Who do you think you are? Rather, who do I think I am? Do I have your permission? Do we have permission to judge you? Do we have permission to assist you? So really, it circles back to: Who do I think I am?
I’ve been Yondan, 4th-degree black belt, since 2010. Invariably, since then, upon occasion, a student with far fewer years of training feels compelled to correct my technique when we’re practicing. Oh, yeah. From his or her perspective, I’m doing the technique “wrong”. Generously, 5% of the time the correction is warranted and appreciated. The other 95% of the time: Who the fuck do you think you are?
I don’t pretend to know everything about Aikido. I’m like the less experienced students that I train with. The bigger game is making each other greater than they know themselves to be. Yet, it’s never about being right or making others wrong at the other’s expense.
Over the years I’ve given my unconditional permission to Sensei Dan when he was alive, and to Sensei Bobby to teach me. Like me, they too don’t know everything. Yet, they know enough about helping me to become the greater version of myself. They have my permission. I’m both grateful and honored for that privilege.
Sensei would always say, “Not everything is the same speed.” In the mastery context: Not everything is even. Not everything is equal. When Sensei Bobby tells me to grip the bokken (wooden sword) with my thumb wrapped over the top, I listen. Although, I don’t always do it. My bad. That’s on me.
Sensei used to tell me, “Wait it out. Don’t worry if you take a hit.” That had gravitas. Sensei would know. Not everything is equal. Not everything is fair. That’s just life. In either scenario, Sensei and Bobby have my permission to coach me.
In our culture of free speech and freedom of self-expression that’s all well and good. That’s everyone’s birthright. Everyone has a right to speak and express themselves. Yet, not everyone has permission to be listened to. When you or I are creating our Art, our life, that’s an expression of us, we’re the ones, who choose who’s going to contribute to us.

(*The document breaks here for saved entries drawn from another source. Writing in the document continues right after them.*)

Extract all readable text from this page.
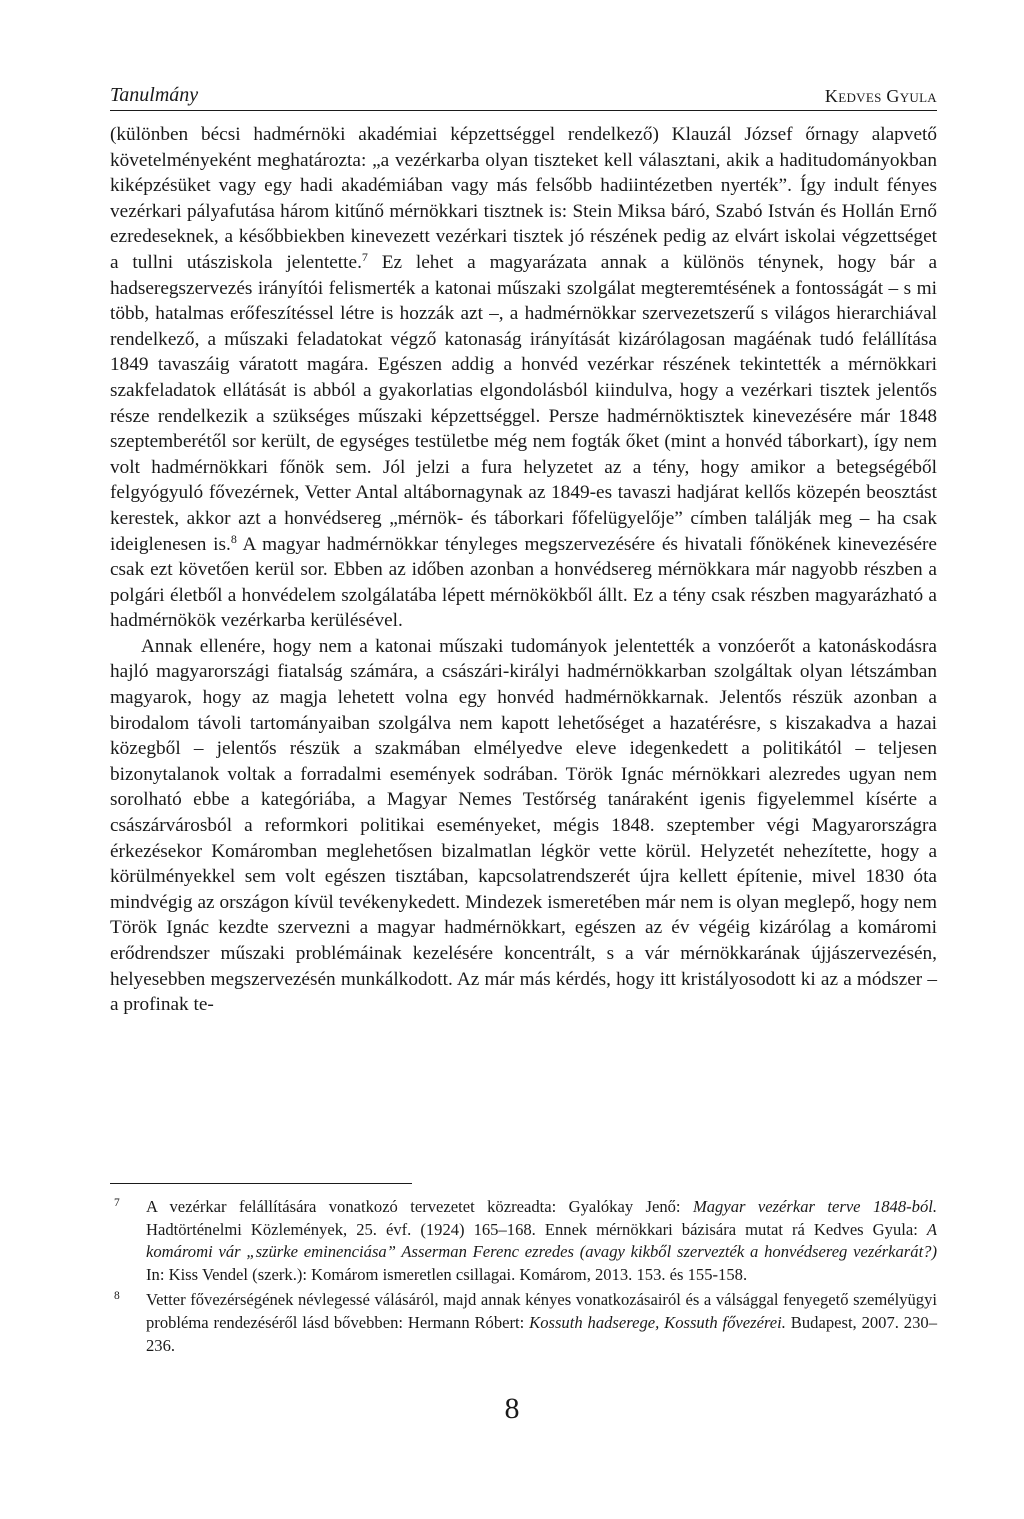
Tanulmány	Kedves Gyula

(különben bécsi hadmérnöki akadémiai képzettséggel rendelkező) Klauzál József őrnagy alapvető követelményeként meghatározta: „a vezérkarba olyan tiszteket kell választani, akik a haditudományokban kiképzésüket vagy egy hadi akadémiában vagy más felsőbb hadiintézetben nyerték”. Így indult fényes vezérkari pályafutása három kitűnő mérnökkari tisztnek is: Stein Miksa báró, Szabó István és Hollán Ernő ezredeseknek, a későbbiekben kinevezett vezérkari tisztek jó részének pedig az elvárt iskolai végzettséget a tullni utásziskola jelentette.$^7$ Ez lehet a magyarázata annak a különös ténynek, hogy bár a hadseregszervezés irányítói felismerték a katonai műszaki szolgálat megteremtésének a fontosságát – s mi több, hatalmas erőfeszítéssel létre is hozzák azt –, a hadmérnökkar szervezetszerű s világos hierarchiával rendelkező, a műszaki feladatokat végző katonaság irányítását kizárólagosan magáénak tudó felállítása 1849 tavaszáig váratott magára. Egészen addig a honvéd vezérkar részének tekintették a mérnökkari szakfeladatok ellátását is abból a gyakorlatias elgondolásból kiindulva, hogy a vezérkari tisztek jelentős része rendelkezik a szükséges műszaki képzettséggel. Persze hadmérnöktisztek kinevezésére már 1848 szeptemberétől sor került, de egységes testületbe még nem fogták őket (mint a honvéd táborkart), így nem volt hadmérnökkari főnök sem. Jól jelzi a fura helyzetet az a tény, hogy amikor a betegségéből felgyógyuló fővezérnek, Vetter Antal altábornagynak az 1849-es tavaszi hadjárat kellős közepén beosztást kerestek, akkor azt a honvédsereg „mérnök- és táborkari főfelügyelője” címben találják meg – ha csak ideiglenesen is.$^8$ A magyar hadmérnökkar tényleges megszervezésére és hivatali főnökének kinevezésére csak ezt követően kerül sor. Ebben az időben azonban a honvédsereg mérnökkara már nagyobb részben a polgári életből a honvédelem szolgálatába lépett mérnökökből állt. Ez a tény csak részben magyarázható a hadmérnökök vezérkarba kerülésével.

Annak ellenére, hogy nem a katonai műszaki tudományok jelentették a vonzóerőt a katonáskodásra hajló magyarországi fiatalság számára, a császári-királyi hadmérnökkarban szolgáltak olyan létszámban magyarok, hogy az magja lehetett volna egy honvéd hadmérnökkarnak. Jelentős részük azonban a birodalom távoli tartományaiban szolgálva nem kapott lehetőséget a hazatérésre, s kiszakadva a hazai közegből – jelentős részük a szakmában elmélyedve eleve idegenkedett a politikától – teljesen bizonytalanok voltak a forradalmi események sodrában. Török Ignác mérnökkari alezredes ugyan nem sorolható ebbe a kategóriába, a Magyar Nemes Testőrség tanáraként igenis figyelemmel kísérte a császárvárosból a reformkori politikai eseményeket, mégis 1848. szeptember végi Magyarországra érkezésekor Komáromban meglehetősen bizalmatlan légkör vette körül. Helyzetét nehezítette, hogy a körülményekkel sem volt egészen tisztában, kapcsolatrendszerét újra kellett építenie, mivel 1830 óta mindvégig az országon kívül tevékenykedett. Mindezek ismeretében már nem is olyan meglepő, hogy nem Török Ignác kezdte szervezni a magyar hadmérnökkart, egészen az év végéig kizárólag a komáromi erődrendszer műszaki problémáinak kezelésére koncentrált, s a vár mérnökkarának újjászervezésén, helyesebben megszervezésén munkálkodott. Az már más kérdés, hogy itt kristályosodott ki az a módszer – a profinak te-

7 A vezérkar felállítására vonatkozó tervezetet közreadta: Gyalókay Jenő: Magyar vezérkar terve 1848-ból. Hadtörténelmi Közlemények, 25. évf. (1924) 165–168. Ennek mérnökkari bázisára mutat rá Kedves Gyula: A komáromi vár „szürke eminenciása” Asserman Ferenc ezredes (avagy kikből szervezték a honvédsereg vezérkarát?) In: Kiss Vendel (szerk.): Komárom ismeretlen csillagai. Komárom, 2013. 153. és 155-158.

8 Vetter fővezérségének névlegessé válásáról, majd annak kényes vonatkozásairól és a válsággal fenyegető személyügyi probléma rendezéséről lásd bővebben: Hermann Róbert: Kossuth hadserege, Kossuth fővezérei. Budapest, 2007. 230–236.

8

For good or bad.
It can also go both ways. I’ll lead a student through kotegaeshi (wrist lock) by applying the technique to himself and not the opponent, and he doesn’t do it. He doesn’t follow direction. Then I’ll repeat myself, and do my best.

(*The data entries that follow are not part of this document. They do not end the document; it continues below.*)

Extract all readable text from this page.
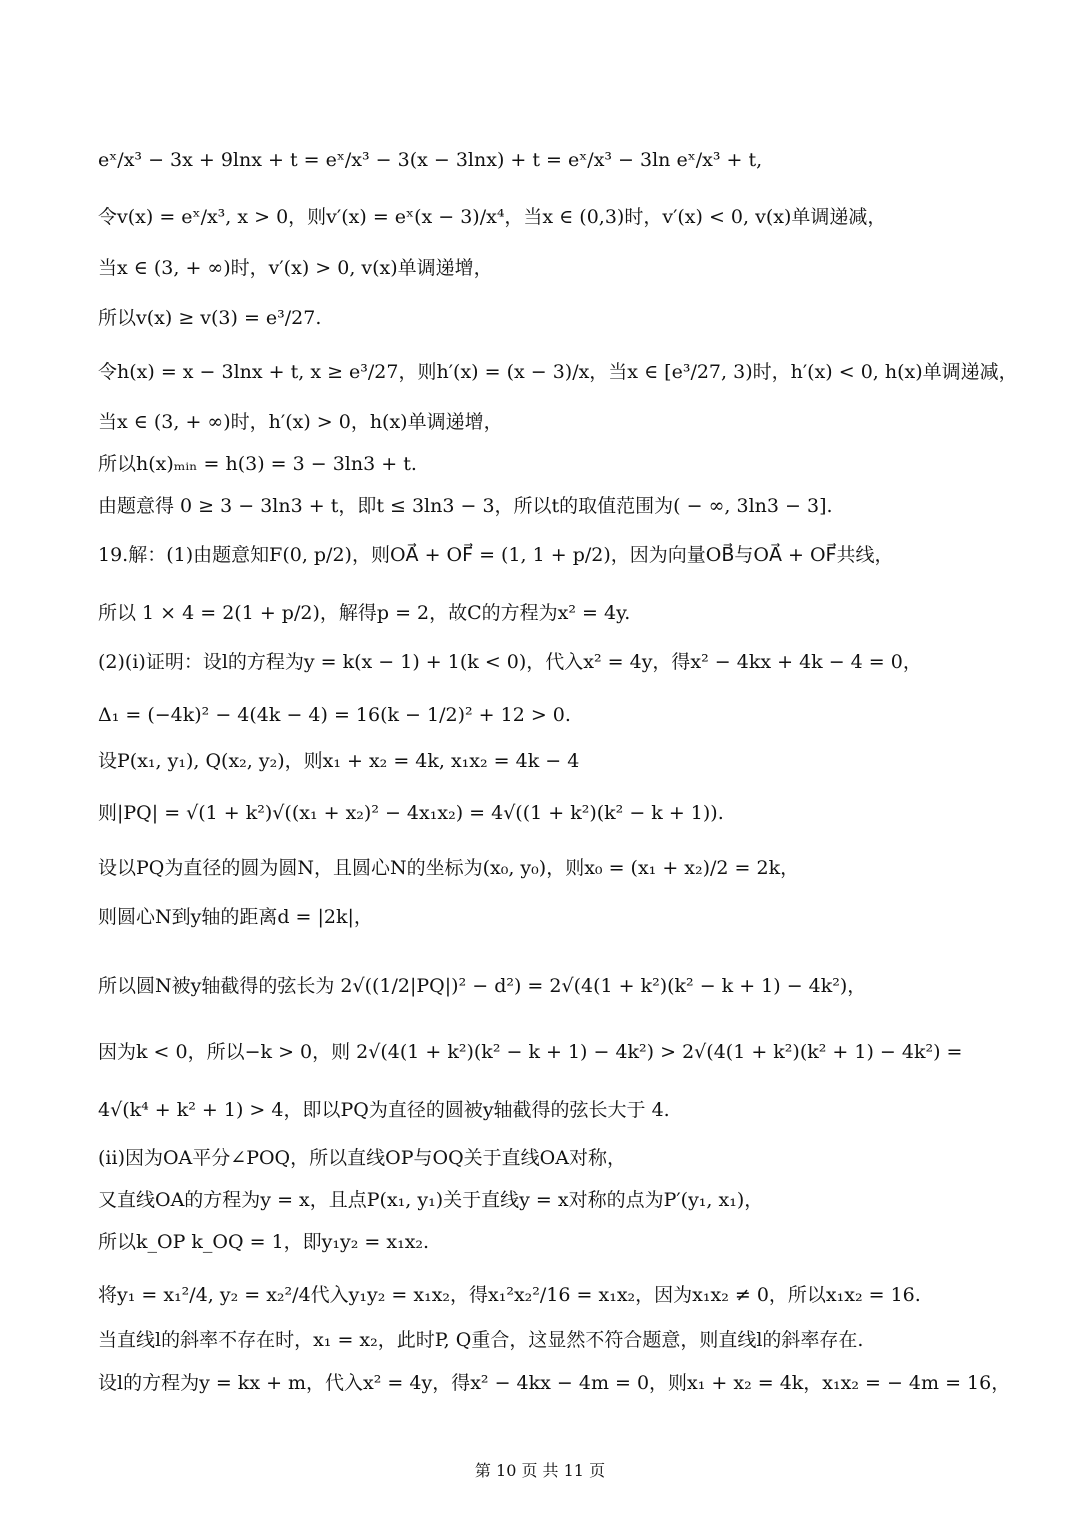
eˣ/x³ − 3x + 9lnx + t = eˣ/x³ − 3(x − 3lnx) + t = eˣ/x³ − 3ln eˣ/x³ + t,
令v(x) = eˣ/x³, x > 0，则v′(x) = eˣ(x − 3)/x⁴，当x ∈ (0,3)时，v′(x) < 0, v(x)单调递减，
当x ∈ (3, + ∞)时，v′(x) > 0, v(x)单调递增，
所以v(x) ≥ v(3) = e³/27.
令h(x) = x − 3lnx + t, x ≥ e³/27，则h′(x) = (x − 3)/x，当x ∈ [e³/27, 3)时，h′(x) < 0, h(x)单调递减，
当x ∈ (3, + ∞)时，h′(x) > 0，h(x)单调递增，
所以h(x)ₘᵢₙ = h(3) = 3 − 3ln3 + t.
由题意得 0 ≥ 3 − 3ln3 + t，即t ≤ 3ln3 − 3，所以t的取值范围为( − ∞, 3ln3 − 3].
19.解：(1)由题意知F(0, p/2)，则OA⃗ + OF⃗ = (1, 1 + p/2)，因为向量OB⃗与OA⃗ + OF⃗共线，
所以 1 × 4 = 2(1 + p/2)，解得p = 2，故C的方程为x² = 4y.
(2)(i)证明：设l的方程为y = k(x − 1) + 1(k < 0)，代入x² = 4y，得x² − 4kx + 4k − 4 = 0，
Δ₁ = (−4k)² − 4(4k − 4) = 16(k − 1/2)² + 12 > 0.
设P(x₁, y₁), Q(x₂, y₂)，则x₁ + x₂ = 4k, x₁x₂ = 4k − 4
则|PQ| = √(1 + k²)√((x₁ + x₂)² − 4x₁x₂) = 4√((1 + k²)(k² − k + 1)).
设以PQ为直径的圆为圆N，且圆心N的坐标为(x₀, y₀)，则x₀ = (x₁ + x₂)/2 = 2k，
则圆心N到y轴的距离d = |2k|，
所以圆N被y轴截得的弦长为 2√((1/2|PQ|)² − d²) = 2√(4(1 + k²)(k² − k + 1) − 4k²)，
因为k < 0，所以−k > 0，则 2√(4(1 + k²)(k² − k + 1) − 4k²) > 2√(4(1 + k²)(k² + 1) − 4k²) =
4√(k⁴ + k² + 1) > 4，即以PQ为直径的圆被y轴截得的弦长大于 4.
(ii)因为OA平分∠POQ，所以直线OP与OQ关于直线OA对称，
又直线OA的方程为y = x，且点P(x₁, y₁)关于直线y = x对称的点为P′(y₁, x₁)，
所以k_OP k_OQ = 1，即y₁y₂ = x₁x₂.
将y₁ = x₁²/4, y₂ = x₂²/4代入y₁y₂ = x₁x₂，得x₁²x₂²/16 = x₁x₂，因为x₁x₂ ≠ 0，所以x₁x₂ = 16.
当直线l的斜率不存在时，x₁ = x₂，此时P, Q重合，这显然不符合题意，则直线l的斜率存在.
设l的方程为y = kx + m，代入x² = 4y，得x² − 4kx − 4m = 0，则x₁ + x₂ = 4k，x₁x₂ = − 4m = 16，
第 10 页 共 11 页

Perhaps, he’s just not being present, which is most likely the case. Or maybe, I don’t have his permission to teach him. I get it. Perhaps, he’ll listen to Sensei Bobby, whom he’s given permission to teach.
Permission becomes the intimate lesson in humility: It just ain’t personal. As long as the dude gets the much-needed instruction or correction, we’re all good. Really.
For almost 25 years, I’d watch Sensei teach beginner students of all ages. The ones who’d do well would try their best to follow Sensei’s instruction. The ones, who didn’t listen, never began to master Aikido. I get it: If they just weren’t paying attention or weren’t being present. If they didn’t give Sensei permission to teach: Then who the fuck do you think you are? Rather, like in an episode of “Kung Fu”: Time for you to leave. Amen.
Everyone deserves your or my respect. Yet, not everyone has your or my permission to be in our listening of them. In our culture of free speech and desiring our voices heard, we need to be mindful whether we’re permitted to be in everyone’s listening of us. As “wise” as you are, that might not always be the case. Here, I’m literally just saying. I don’t know if I have your permitted listening, as well.
It’s been said that we all need to walk a mile in another’s shoes, to get who they are. Perhaps, when you or I speak, we must be mindful whether we have the other’s permitted listening of what we are about to say.
Just a thought. Rather, a notion for your consideration. If I have your permission?